Guy Rutenberg

Keeping track of what I do

Profiling Code Using clock_gettime

with 45 comments

After raising the issue of the low resolution problem of the timer provided by clock() in Resolution Problems in clock(), I’ve ended the post by mentioning to two more functions that should provide high-resolution timers suitable for profiling code. In this post I will discuss one of them, clock_gettime().
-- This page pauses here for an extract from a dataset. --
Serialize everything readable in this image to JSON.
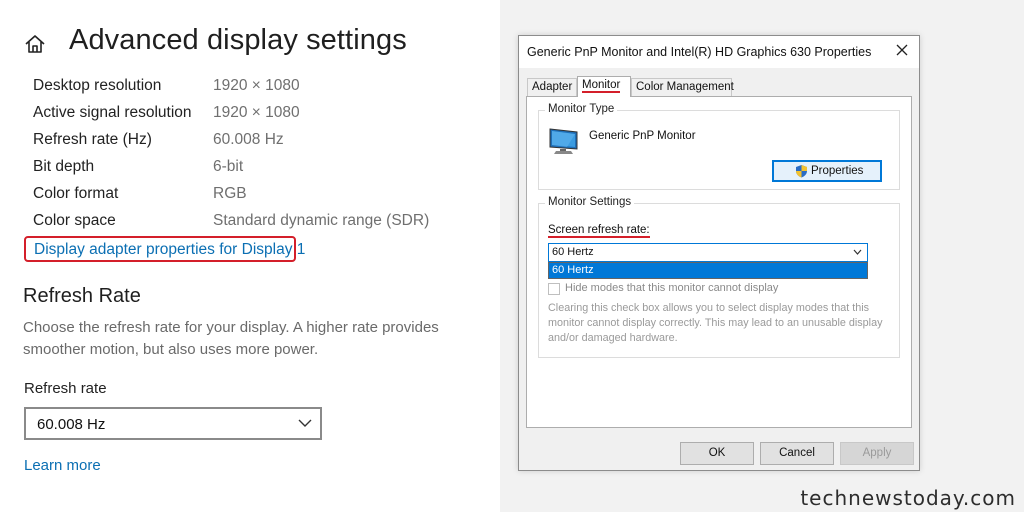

The clock_gettime() provides access to several useful timers with the resolution of nanoseconds. First, the prototype for the function is as follows:

int clock_gettime(clockid_t clk_id, struct timespect *tp);

The clk_id allows us to select a specific clock from the several
offered by the system, which includes:

  • CLOCK_REALTIME, a system-wide realtime clock.
  • CLOCK_PROCESS_CPUTIME_ID, high-resolution timer provided by the CPU for each process.
  • CLOCK_THREAD_CPUTIME_ID, high-resolution timer provided by the CPU for each of the threads.

Usually, there are more clocks provided, but I find these three the most useful as they allow to get the execution time spent in the system level, process level and the thread level.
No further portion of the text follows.